Todd Johnson, a sailor from Davidsonville, said he first came across Walker's books in the late 1960s, when he was teaching sailing in Maine. He used Walkers books on tactics and techniques as textbooks in his lessons.

The two later met when Johnson was making a push to qualify for the Olympics, and became friends when Johnson eventually moved to Maryland and joined the Severn Sailing Association.

Walker is "unique in terms of looking at sailing not only as a physical sport, which it is, but it's also a huge intellectual enterprise," Johnson said. "He's very adept at explaining that in an articulate way through his books and articles."

'Life includes sailing'

Despite all of his books and trophies, Walker said he hopes his lasting legacy is his work with the Severn Sailing Association, which he helped launch in the 1950s. He was the club's commodore from 1957 through 1961, and again in 1963.

While other sailing clubs have morphed into yacht clubs with tennis courts, pools and social clubs, the SSA remains focused on racing.

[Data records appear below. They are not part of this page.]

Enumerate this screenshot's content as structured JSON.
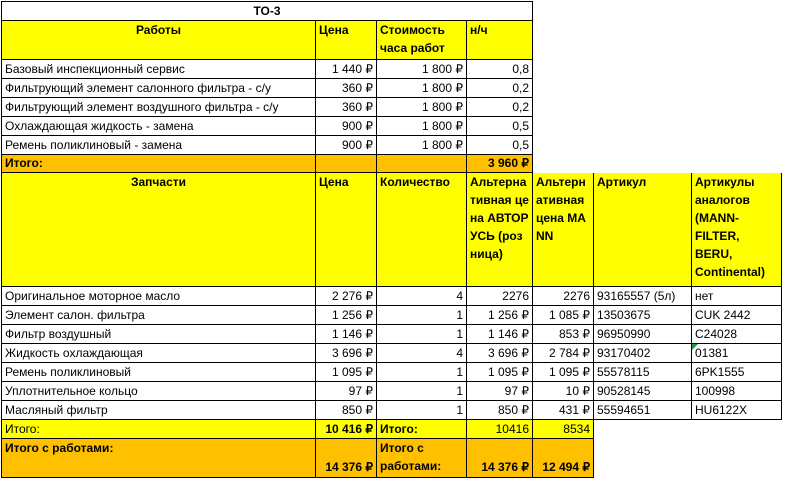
{
  "title": "ТО-3",
  "works": {
    "headers": {
      "name": "Работы",
      "price": "Цена",
      "hour_cost": "Стоимость часа работ",
      "norm": "н/ч"
    },
    "rows": [
      {
        "name": "Базовый инспекционный сервис",
        "price": "1 440 ₽",
        "hour_cost": "1 800 ₽",
        "norm": "0,8"
      },
      {
        "name": "Фильтрующий элемент салонного фильтра - с/у",
        "price": "360 ₽",
        "hour_cost": "1 800 ₽",
        "norm": "0,2"
      },
      {
        "name": "Фильтрующий элемент воздушного фильтра - с/у",
        "price": "360 ₽",
        "hour_cost": "1 800 ₽",
        "norm": "0,2"
      },
      {
        "name": "Охлаждающая жидкость - замена",
        "price": "900 ₽",
        "hour_cost": "1 800 ₽",
        "norm": "0,5"
      },
      {
        "name": "Ремень поликлиновый - замена",
        "price": "900 ₽",
        "hour_cost": "1 800 ₽",
        "norm": "0,5"
      }
    ],
    "total_label": "Итого:",
    "total_value": "3 960 ₽"
  },
  "parts": {
    "headers": {
      "name": "Запчасти",
      "price": "Цена",
      "qty": "Количество",
      "alt_avtorus": "Альтернативная цена АВТОРУСЬ (розница)",
      "alt_mann": "Альтернативная цена MANN",
      "article": "Артикул",
      "analogs": "Артикулы аналогов (MANN-FILTER, BERU, Continental)"
    },
    "rows": [
      {
        "name": "Оригинальное моторное масло",
        "price": "2 276 ₽",
        "qty": "4",
        "alt_avtorus": "2276",
        "alt_mann": "2276",
        "article": "93165557 (5л)",
        "analog": "нет"
      },
      {
        "name": "Элемент салон. фильтра",
        "price": "1 256 ₽",
        "qty": "1",
        "alt_avtorus": "1 256 ₽",
        "alt_mann": "1 085 ₽",
        "article": "13503675",
        "analog": "CUK 2442"
      },
      {
        "name": "Фильтр воздушный",
        "price": "1 146 ₽",
        "qty": "1",
        "alt_avtorus": "1 146 ₽",
        "alt_mann": "853 ₽",
        "article": "96950990",
        "analog": "C24028"
      },
      {
        "name": "Жидкость охлаждающая",
        "price": "3 696 ₽",
        "qty": "4",
        "alt_avtorus": "3 696 ₽",
        "alt_mann": "2 784 ₽",
        "article": "93170402",
        "analog": "01381"
      },
      {
        "name": "Ремень поликлиновый",
        "price": "1 095 ₽",
        "qty": "1",
        "alt_avtorus": "1 095 ₽",
        "alt_mann": "1 095 ₽",
        "article": "55578115",
        "analog": "6PK1555"
      },
      {
        "name": "Уплотнительное кольцо",
        "price": "97 ₽",
        "qty": "1",
        "alt_avtorus": "97 ₽",
        "alt_mann": "10 ₽",
        "article": "90528145",
        "analog": "100998"
      },
      {
        "name": "Масляный фильтр",
        "price": "850 ₽",
        "qty": "1",
        "alt_avtorus": "850 ₽",
        "alt_mann": "431 ₽",
        "article": "55594651",
        "analog": "HU6122X"
      }
    ],
    "total_label": "Итого:",
    "total_price": "10 416 ₽",
    "total_label2": "Итого:",
    "total_alt_avtorus": "10416",
    "total_alt_mann": "8534"
  },
  "grand": {
    "label": "Итого с работами:",
    "price": "14 376 ₽",
    "label2": "Итого с работами:",
    "alt_avtorus": "14 376 ₽",
    "alt_mann": "12 494 ₽"
  },
  "colors": {
    "header_yellow": "#ffff00",
    "total_orange": "#ffc000",
    "comment_marker": "#1e9e3a"
  }
}
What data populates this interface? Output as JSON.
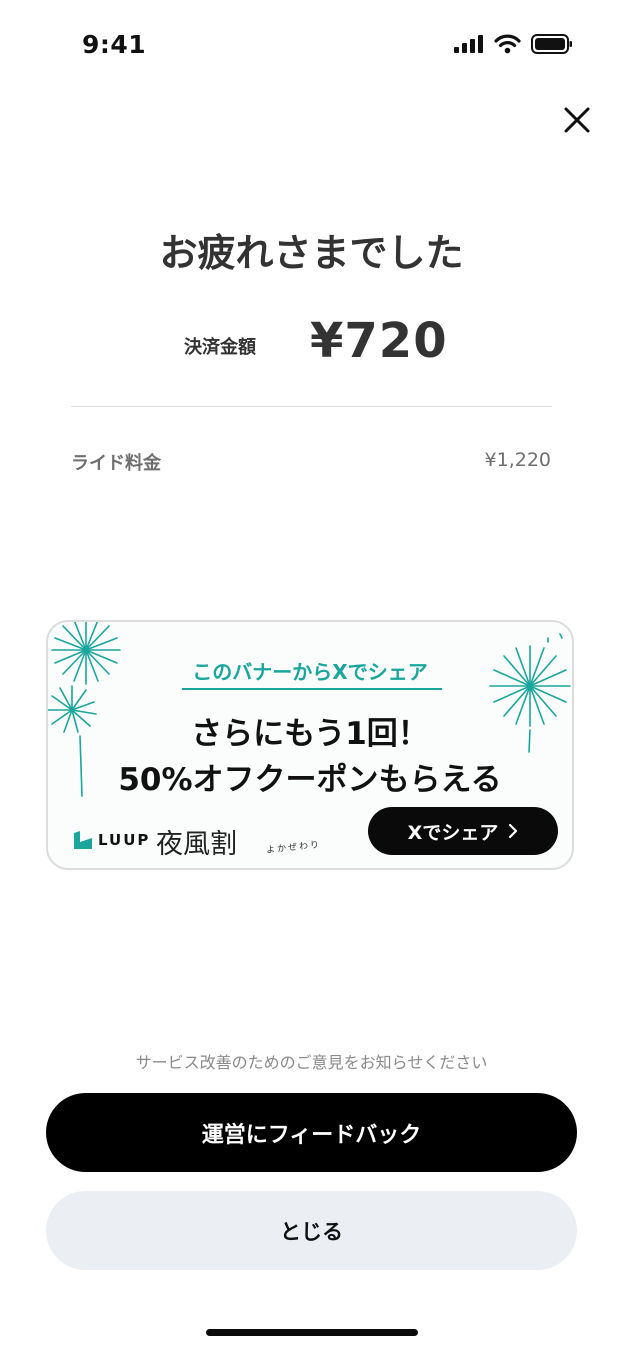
{
  "status_bar": {
    "time": "9:41",
    "icons": [
      "cellular-signal-icon",
      "wifi-icon",
      "battery-icon"
    ]
  },
  "header": {
    "close_icon": "close-icon"
  },
  "title": "お疲れさまでした",
  "payment": {
    "label": "決済金額",
    "amount": "¥720"
  },
  "fees": [
    {
      "label": "ライド料金",
      "value": "¥1,220"
    }
  ],
  "banner": {
    "headline": "このバナーからXでシェア",
    "main_line1": "さらにもう1回！",
    "main_line2": "50%オフクーポンもらえる",
    "logo_text": "LUUP",
    "campaign_name": "夜風割",
    "campaign_kana": "よかぜわり",
    "share_button": "Xでシェア",
    "accent_color": "#1aa69c"
  },
  "feedback": {
    "caption": "サービス改善のためのご意見をお知らせください",
    "button": "運営にフィードバック"
  },
  "close_button": "とじる"
}
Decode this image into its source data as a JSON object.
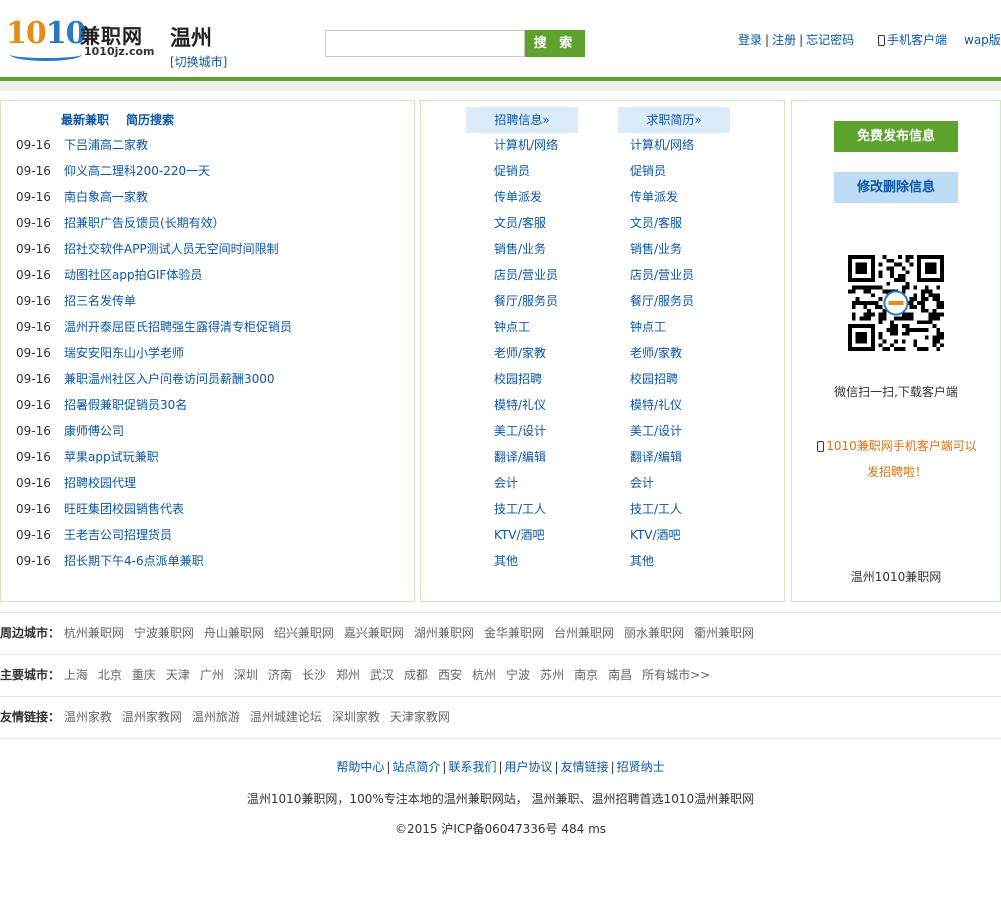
{
  "header": {
    "logo_num": "1010",
    "logo_cn": "兼职网",
    "logo_domain": "1010jz.com",
    "city": "温州",
    "switch_city": "[切换城市]",
    "search_placeholder": "",
    "search_button": "搜 索",
    "login": "登录",
    "register": "注册",
    "forgot": "忘记密码",
    "mobile": "手机客户端",
    "wap": "wap版",
    "sep": "|"
  },
  "left": {
    "tab_latest": "最新兼职",
    "tab_resume": "简历搜索",
    "jobs": [
      {
        "date": "09-16",
        "title": "下吕浦高二家教"
      },
      {
        "date": "09-16",
        "title": "仰义高二理科200-220一天"
      },
      {
        "date": "09-16",
        "title": "南白象高一家教"
      },
      {
        "date": "09-16",
        "title": "招兼职广告反馈员(长期有效）"
      },
      {
        "date": "09-16",
        "title": "招社交软件APP测试人员无空间时间限制"
      },
      {
        "date": "09-16",
        "title": "动图社区app拍GIF体验员"
      },
      {
        "date": "09-16",
        "title": "招三名发传单"
      },
      {
        "date": "09-16",
        "title": "温州开泰屈臣氏招聘强生露得清专柜促销员"
      },
      {
        "date": "09-16",
        "title": "瑞安安阳东山小学老师"
      },
      {
        "date": "09-16",
        "title": "兼职温州社区入户问卷访问员薪酬3000"
      },
      {
        "date": "09-16",
        "title": "招暑假兼职促销员30名"
      },
      {
        "date": "09-16",
        "title": "康师傅公司"
      },
      {
        "date": "09-16",
        "title": "苹果app试玩兼职"
      },
      {
        "date": "09-16",
        "title": "招聘校园代理"
      },
      {
        "date": "09-16",
        "title": "旺旺集团校园销售代表"
      },
      {
        "date": "09-16",
        "title": "王老吉公司招理货员"
      },
      {
        "date": "09-16",
        "title": "招长期下午4-6点派单兼职"
      }
    ]
  },
  "middle": {
    "head_recruit": "招聘信息»",
    "head_resume": "求职简历»",
    "categories": [
      "计算机/网络",
      "促销员",
      "传单派发",
      "文员/客服",
      "销售/业务",
      "店员/营业员",
      "餐厅/服务员",
      "钟点工",
      "老师/家教",
      "校园招聘",
      "模特/礼仪",
      "美工/设计",
      "翻译/编辑",
      "会计",
      "技工/工人",
      "KTV/酒吧",
      "其他"
    ]
  },
  "right": {
    "publish": "免费发布信息",
    "edit": "修改删除信息",
    "qr_caption": "微信扫一扫,下载客户端",
    "promo": "1010兼职网手机客户端可以发招聘啦！",
    "site_name": "温州1010兼职网"
  },
  "links": {
    "nearby_label": "周边城市：",
    "nearby": [
      "杭州兼职网",
      "宁波兼职网",
      "舟山兼职网",
      "绍兴兼职网",
      "嘉兴兼职网",
      "湖州兼职网",
      "金华兼职网",
      "台州兼职网",
      "丽水兼职网",
      "衢州兼职网"
    ],
    "major_label": "主要城市：",
    "major": [
      "上海",
      "北京",
      "重庆",
      "天津",
      "广州",
      "深圳",
      "济南",
      "长沙",
      "郑州",
      "武汉",
      "成都",
      "西安",
      "杭州",
      "宁波",
      "苏州",
      "南京",
      "南昌",
      "所有城市>>"
    ],
    "friend_label": "友情链接：",
    "friends": [
      "温州家教",
      "温州家教网",
      "温州旅游",
      "温州城建论坛",
      "深圳家教",
      "天津家教网"
    ]
  },
  "footer": {
    "links": [
      "帮助中心",
      "站点简介",
      "联系我们",
      "用户协议",
      "友情链接",
      "招贤纳士"
    ],
    "desc": "温州1010兼职网，100%专注本地的温州兼职网站， 温州兼职、温州招聘首选1010温州兼职网",
    "copy": "©2015 沪ICP备06047336号    484 ms"
  },
  "colors": {
    "brand_green": "#5ea22e",
    "link_blue": "#0b57a4",
    "promo_orange": "#e07010"
  }
}
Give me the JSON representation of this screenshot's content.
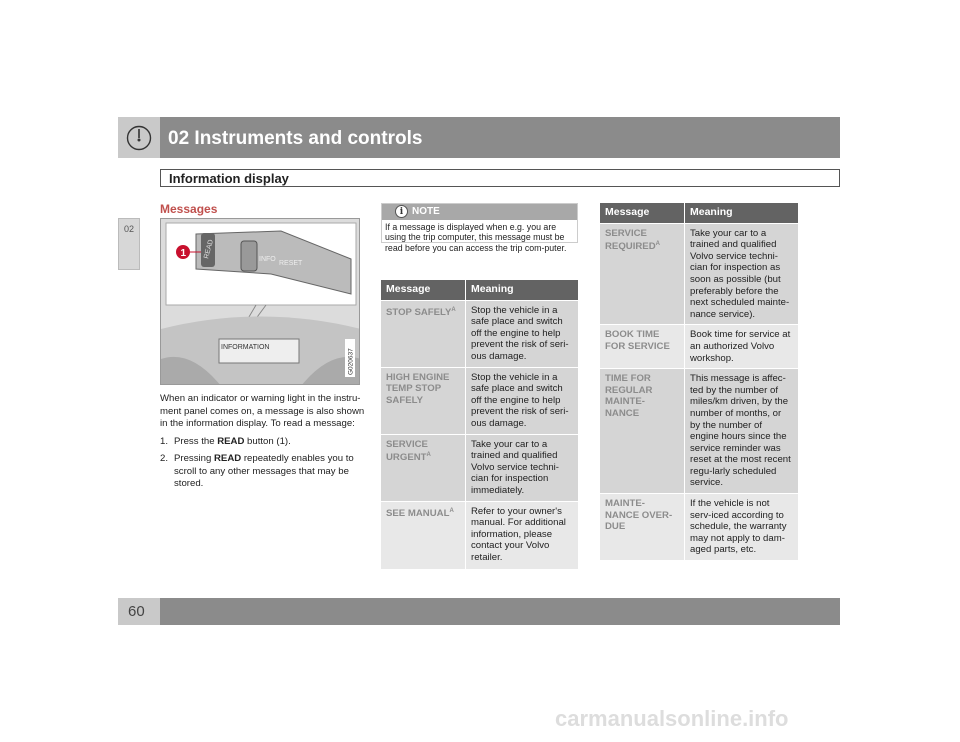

"Fifty-six years later, it's still a small boat racing club," he said.

David Koepper, the club's current commodore, said Walker's influence has been instrumental in maintaining the club's "tone and culture" over the years.

At a 90th birthday party at the club, Walker treated guests to beers served in his mugs that were trophies from regattas and races over the years. Koepper's mug was from 1964.

"He's amazing," Koepper said. "Last Sunday, when he had his party, he was out racing that day and he won. He's a very active sailor."

Walker said he's fascinated by sailing, the infinite variables of winds, tides, sails and tactics. He learns from his wins — and especially his losses — and shares that knowledge through his writing. He relishes a good fight to the finish.

"If I go out and beat everybody, it's no fun. You don't learn anything when you win. You learn when you lose," he said.

Walker has no plans to stop racing aboard his boat, Old Glory, any time soon. He also keeps a sailboat and a car in Europe, where his favorite racing spot is Lake Garda in northern Italy.

"I'm still planning on another 20 years," Walker said. "Life includes sailing. I wouldn't stop any time before I'm dead."